Ergebnisse auf Flipchart: Standard für die Medienarbeit mit jungen GeflüchtetenJulia Behr: „Wir wollten Ihnen die Möglichkeit geben, sich bei uns zu entspannen. Natürlich kam es vor, dass sie von selbst begannen, von ihrer Vergangenheit oder Heimat zu erzählen. Dann haben wir zugehört und ihnen auch diesen Raum gegeben. Nach einiger Zeit merkten wir, dass sie sich immer mehr öffneten und sich vor allem trauten, ihre Meinung zu sagen, ohne Angst haben zu müssen, dass dies ihre Asylgesuche beeinflussen würde. Man merkte, wie sie nach und nach zeigten, welche Themen sie auch medial bearbeiten und veröffentlichen wollen.“ Zusammenfassend rät Julia dazu, sich zwar natürlich im Vorfeld Gedanken über die besondere Zielgruppe zu machen und ggf. bei Betreuern Informationen einzuholen, aber nicht ins Grübeln oder Problematisieren zu verfallen. Pädagoginnen und Pädagogen sollten sich auf ein buntes Medienprojekt freuen und können sicher auf das Ergebnis gespannt sein.

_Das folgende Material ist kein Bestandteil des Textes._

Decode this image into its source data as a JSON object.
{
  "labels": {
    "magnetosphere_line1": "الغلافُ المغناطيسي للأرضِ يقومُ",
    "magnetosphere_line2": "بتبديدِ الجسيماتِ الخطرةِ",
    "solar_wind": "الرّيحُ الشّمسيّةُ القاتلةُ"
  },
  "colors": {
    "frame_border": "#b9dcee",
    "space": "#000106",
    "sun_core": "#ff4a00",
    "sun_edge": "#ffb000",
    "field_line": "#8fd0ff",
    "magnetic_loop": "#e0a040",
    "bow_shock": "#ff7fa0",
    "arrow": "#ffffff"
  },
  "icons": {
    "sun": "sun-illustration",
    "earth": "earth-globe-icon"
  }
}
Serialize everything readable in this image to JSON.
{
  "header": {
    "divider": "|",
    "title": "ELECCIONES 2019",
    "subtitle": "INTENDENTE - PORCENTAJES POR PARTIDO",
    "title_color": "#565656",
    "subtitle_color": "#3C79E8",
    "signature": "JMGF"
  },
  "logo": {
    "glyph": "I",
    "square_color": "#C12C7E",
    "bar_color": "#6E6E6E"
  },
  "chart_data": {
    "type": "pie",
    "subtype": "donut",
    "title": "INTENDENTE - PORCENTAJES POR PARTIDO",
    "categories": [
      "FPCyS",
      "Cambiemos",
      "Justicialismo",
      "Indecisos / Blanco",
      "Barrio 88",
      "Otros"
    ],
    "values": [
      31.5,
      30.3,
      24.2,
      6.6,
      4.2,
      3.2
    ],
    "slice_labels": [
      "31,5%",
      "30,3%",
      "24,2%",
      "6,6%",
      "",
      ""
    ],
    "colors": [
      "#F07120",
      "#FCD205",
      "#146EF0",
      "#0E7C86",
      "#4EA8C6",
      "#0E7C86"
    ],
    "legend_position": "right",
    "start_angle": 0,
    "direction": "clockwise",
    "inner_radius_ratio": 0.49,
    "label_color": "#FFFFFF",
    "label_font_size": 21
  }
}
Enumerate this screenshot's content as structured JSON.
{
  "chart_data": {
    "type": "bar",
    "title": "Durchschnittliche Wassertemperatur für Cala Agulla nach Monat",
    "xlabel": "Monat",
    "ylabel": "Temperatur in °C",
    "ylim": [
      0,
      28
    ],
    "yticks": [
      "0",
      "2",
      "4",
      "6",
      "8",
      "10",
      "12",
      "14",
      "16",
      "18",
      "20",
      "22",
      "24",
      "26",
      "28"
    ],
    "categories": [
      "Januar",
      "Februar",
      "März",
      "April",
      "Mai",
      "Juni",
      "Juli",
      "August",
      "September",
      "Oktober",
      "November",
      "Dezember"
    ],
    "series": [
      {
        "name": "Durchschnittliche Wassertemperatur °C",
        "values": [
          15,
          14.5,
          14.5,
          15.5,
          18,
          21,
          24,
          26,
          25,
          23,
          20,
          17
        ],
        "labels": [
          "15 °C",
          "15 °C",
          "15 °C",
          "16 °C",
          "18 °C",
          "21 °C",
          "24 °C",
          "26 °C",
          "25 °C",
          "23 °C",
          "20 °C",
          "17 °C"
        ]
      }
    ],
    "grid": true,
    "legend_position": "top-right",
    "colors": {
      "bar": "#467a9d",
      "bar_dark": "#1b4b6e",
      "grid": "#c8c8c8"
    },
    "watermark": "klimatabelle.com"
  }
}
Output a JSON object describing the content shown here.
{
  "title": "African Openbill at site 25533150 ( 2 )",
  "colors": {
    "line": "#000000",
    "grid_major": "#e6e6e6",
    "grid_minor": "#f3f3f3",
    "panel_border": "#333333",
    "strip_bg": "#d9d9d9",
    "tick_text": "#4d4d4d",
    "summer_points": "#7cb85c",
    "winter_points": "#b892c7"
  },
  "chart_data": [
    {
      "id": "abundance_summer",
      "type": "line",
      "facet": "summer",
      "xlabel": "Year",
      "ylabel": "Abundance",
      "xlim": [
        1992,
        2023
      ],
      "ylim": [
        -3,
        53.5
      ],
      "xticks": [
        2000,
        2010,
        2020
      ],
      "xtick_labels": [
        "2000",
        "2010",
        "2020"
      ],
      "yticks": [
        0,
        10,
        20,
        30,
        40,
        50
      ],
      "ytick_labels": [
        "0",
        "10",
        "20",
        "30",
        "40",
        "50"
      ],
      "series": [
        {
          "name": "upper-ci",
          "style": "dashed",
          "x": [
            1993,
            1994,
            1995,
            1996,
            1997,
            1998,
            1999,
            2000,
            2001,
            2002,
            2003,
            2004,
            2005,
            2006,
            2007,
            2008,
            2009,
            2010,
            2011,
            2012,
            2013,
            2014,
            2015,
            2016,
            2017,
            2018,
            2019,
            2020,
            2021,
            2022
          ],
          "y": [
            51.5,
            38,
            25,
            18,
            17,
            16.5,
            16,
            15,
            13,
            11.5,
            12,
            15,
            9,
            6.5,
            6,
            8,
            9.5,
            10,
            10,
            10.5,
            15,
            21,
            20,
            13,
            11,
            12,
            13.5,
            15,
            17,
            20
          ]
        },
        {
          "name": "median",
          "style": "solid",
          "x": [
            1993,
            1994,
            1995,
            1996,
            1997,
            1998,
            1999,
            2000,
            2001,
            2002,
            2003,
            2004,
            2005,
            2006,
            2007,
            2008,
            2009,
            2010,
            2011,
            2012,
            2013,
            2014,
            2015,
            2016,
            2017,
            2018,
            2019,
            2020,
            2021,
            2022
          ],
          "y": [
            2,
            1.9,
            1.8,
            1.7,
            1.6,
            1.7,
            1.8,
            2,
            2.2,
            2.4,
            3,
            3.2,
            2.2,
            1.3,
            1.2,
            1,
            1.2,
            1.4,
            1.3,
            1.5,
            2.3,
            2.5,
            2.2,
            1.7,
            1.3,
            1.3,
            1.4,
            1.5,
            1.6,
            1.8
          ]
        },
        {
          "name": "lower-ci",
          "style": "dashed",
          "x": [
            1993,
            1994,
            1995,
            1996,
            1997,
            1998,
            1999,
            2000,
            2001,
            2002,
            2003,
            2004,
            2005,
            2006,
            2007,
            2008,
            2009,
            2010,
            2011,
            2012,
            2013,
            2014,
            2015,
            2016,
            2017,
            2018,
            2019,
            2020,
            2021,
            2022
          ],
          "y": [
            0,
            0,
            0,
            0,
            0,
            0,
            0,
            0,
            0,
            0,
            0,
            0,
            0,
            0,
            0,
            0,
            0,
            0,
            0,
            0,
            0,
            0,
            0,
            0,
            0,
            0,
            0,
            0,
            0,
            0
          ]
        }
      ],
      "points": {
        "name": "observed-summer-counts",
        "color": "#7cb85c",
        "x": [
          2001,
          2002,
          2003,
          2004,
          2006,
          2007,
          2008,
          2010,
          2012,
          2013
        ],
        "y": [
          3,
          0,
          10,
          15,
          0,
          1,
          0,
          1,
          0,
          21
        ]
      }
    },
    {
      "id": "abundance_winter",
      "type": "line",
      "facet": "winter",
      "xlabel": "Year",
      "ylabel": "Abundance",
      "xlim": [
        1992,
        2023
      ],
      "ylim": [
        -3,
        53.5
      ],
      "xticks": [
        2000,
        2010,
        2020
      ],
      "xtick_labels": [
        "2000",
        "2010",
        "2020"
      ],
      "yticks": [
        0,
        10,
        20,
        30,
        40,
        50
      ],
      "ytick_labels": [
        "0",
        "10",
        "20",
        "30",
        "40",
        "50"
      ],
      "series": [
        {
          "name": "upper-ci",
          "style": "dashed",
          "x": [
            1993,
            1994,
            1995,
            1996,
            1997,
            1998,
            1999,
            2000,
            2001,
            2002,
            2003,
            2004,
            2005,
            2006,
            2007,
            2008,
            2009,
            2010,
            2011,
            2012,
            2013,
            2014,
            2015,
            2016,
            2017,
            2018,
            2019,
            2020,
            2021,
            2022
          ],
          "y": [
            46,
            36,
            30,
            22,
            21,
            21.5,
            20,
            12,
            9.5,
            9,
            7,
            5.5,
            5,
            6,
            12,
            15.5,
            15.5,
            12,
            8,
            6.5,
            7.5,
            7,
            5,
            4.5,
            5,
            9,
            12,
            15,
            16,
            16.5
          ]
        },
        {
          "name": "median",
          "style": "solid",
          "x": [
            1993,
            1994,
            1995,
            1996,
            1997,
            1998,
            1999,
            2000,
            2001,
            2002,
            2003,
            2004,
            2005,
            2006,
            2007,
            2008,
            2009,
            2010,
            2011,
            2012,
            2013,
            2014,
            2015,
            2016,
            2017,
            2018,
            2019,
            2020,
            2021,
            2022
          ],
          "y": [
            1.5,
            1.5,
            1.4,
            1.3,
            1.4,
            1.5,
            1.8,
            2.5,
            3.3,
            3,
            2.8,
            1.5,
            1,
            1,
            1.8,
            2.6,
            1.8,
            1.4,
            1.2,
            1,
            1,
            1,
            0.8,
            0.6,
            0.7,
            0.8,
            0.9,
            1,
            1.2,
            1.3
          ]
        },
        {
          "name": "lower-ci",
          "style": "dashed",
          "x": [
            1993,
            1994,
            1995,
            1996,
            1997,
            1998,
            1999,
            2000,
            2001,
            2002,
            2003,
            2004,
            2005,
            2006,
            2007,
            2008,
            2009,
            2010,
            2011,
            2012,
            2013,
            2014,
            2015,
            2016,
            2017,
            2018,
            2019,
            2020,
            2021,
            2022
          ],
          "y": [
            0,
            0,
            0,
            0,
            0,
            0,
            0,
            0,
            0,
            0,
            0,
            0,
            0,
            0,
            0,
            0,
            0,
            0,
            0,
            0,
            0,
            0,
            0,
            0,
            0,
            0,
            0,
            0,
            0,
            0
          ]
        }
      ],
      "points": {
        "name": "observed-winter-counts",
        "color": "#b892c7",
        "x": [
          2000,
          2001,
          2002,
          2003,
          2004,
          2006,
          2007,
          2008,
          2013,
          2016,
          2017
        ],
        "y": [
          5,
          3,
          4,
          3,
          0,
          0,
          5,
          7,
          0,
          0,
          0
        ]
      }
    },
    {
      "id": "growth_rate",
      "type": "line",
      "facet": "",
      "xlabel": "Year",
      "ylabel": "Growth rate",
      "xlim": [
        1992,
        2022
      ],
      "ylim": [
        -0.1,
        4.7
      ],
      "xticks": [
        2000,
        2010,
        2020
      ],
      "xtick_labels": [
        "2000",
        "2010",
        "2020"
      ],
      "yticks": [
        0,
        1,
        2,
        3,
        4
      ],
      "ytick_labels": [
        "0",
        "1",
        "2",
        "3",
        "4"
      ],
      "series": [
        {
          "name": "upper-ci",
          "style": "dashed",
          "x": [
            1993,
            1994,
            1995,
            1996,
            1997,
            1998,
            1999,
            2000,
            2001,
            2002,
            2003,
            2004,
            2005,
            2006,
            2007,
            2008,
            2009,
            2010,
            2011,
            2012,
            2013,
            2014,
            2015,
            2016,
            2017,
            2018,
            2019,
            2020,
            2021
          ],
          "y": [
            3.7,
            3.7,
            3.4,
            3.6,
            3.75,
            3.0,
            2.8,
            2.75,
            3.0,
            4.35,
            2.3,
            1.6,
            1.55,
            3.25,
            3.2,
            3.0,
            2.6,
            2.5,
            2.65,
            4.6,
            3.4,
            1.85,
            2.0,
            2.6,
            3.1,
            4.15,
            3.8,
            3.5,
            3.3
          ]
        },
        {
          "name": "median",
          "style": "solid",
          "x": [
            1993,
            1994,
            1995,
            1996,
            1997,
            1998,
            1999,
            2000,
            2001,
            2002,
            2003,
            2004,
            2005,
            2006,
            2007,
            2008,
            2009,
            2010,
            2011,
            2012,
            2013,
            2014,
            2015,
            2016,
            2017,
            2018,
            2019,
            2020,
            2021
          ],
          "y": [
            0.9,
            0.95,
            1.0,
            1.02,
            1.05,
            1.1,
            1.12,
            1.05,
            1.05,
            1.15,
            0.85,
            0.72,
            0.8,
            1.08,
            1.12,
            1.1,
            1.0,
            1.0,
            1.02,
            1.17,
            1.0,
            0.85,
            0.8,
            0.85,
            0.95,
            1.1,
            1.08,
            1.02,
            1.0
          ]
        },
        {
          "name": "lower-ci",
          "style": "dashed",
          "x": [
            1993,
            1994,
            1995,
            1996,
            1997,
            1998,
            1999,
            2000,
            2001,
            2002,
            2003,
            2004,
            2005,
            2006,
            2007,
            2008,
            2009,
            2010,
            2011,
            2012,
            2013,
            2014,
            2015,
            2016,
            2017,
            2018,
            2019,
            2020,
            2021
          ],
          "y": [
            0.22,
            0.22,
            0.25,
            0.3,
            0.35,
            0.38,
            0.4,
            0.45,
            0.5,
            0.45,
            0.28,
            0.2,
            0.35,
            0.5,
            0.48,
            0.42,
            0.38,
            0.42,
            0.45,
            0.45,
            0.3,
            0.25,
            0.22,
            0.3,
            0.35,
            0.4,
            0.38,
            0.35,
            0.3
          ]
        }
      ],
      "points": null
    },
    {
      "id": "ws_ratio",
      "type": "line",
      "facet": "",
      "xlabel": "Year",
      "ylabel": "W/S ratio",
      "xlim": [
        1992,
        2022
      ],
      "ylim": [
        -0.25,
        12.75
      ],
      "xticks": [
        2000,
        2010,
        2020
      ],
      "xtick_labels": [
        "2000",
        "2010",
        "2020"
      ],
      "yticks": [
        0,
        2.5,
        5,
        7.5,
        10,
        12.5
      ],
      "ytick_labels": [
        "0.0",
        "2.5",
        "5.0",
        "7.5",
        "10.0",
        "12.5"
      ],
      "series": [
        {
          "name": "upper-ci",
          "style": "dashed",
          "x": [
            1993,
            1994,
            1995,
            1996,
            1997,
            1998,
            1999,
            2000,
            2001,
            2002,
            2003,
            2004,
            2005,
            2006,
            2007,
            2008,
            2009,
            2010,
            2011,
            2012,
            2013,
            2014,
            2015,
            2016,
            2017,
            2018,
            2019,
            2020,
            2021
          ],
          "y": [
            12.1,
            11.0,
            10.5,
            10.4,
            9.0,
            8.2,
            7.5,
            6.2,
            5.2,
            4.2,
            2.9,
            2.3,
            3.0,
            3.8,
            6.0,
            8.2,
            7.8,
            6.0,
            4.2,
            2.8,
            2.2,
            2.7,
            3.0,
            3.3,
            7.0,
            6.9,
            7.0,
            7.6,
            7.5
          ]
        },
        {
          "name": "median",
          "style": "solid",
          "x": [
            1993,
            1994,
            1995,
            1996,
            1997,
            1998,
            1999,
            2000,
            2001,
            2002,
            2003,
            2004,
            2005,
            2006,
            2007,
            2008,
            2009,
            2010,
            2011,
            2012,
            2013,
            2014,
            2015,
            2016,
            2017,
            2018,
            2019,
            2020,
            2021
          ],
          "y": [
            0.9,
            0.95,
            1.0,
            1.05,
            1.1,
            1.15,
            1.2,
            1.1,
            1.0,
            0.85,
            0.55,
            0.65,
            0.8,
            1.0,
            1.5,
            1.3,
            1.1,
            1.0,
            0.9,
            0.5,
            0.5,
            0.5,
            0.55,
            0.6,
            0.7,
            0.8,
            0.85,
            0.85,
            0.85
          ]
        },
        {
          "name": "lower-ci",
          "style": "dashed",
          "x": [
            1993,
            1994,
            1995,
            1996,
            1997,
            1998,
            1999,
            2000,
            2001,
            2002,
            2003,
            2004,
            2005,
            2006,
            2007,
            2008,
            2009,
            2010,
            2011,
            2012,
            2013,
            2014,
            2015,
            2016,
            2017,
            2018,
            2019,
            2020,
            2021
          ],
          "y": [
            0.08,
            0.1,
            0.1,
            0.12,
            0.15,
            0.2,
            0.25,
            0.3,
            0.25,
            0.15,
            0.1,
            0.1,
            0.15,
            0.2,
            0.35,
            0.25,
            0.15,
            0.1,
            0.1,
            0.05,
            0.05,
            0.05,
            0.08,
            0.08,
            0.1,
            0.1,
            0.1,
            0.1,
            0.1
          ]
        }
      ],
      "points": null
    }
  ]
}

Fakten und Ergebnisse des Fortbildungstags

Wer ist die Zielgruppe/ Wer sind junge Geflüchtete?

  • Flüchtling wird eher nicht mehr gesagt (Problem: Gender, Verniedlichung)
  • Unterschied zwischen unbegleiteten minderjährigen Flüchtlingen (umF) und Jugendlichen aus Familien
  • In Deutschland sprechen wir erst von Flüchtlingen, wenn das Asylverfahren abgeschlossen ist (sonst: asylsuchend, Asylbewerber)
  • 60 Millionen sind weltweit auf der Flucht, davon über 50% minderjährig, Nr. 1 Aufnahmeland ist die Türkei
  • 1 Million Registrierungen, 470 000 Asylanträge im Jahr 2015, seit März 2016 16 000 Neuregistrierungen
  •  Ein Viertel der Flüchtlinge kommen nach NRW
  • Syrien, Afghanistan, Irak sind die Hauptherkunftsländer
  • 42 000 umFs 2015 (91% männlich)

Junge Geflüchtete und Medien

  • Nutzung des Smartphones während der Flucht (Orientierung, Kontakt zu Familie, Schleusern, Dokumentation der Flucht)
  • Selbstdarstellung via soziale Medien ist auch für diese Jugendliche wichtig und relevant
  • Datenschutzaspekte sind kaum bekannt
  • Nicht alle Jugendliche hatten Kontakt zu Medien in ihrer Heimat

Wo erreichen wir sie?

  • Flüchtlingsunterkünfte, Schulen, Freizeiteinrichtungen, Wohnheime, Sporteinrichtungen, Initiativen

Was ist das Ziel von Medienarbeit mit jungen Geflüchteten?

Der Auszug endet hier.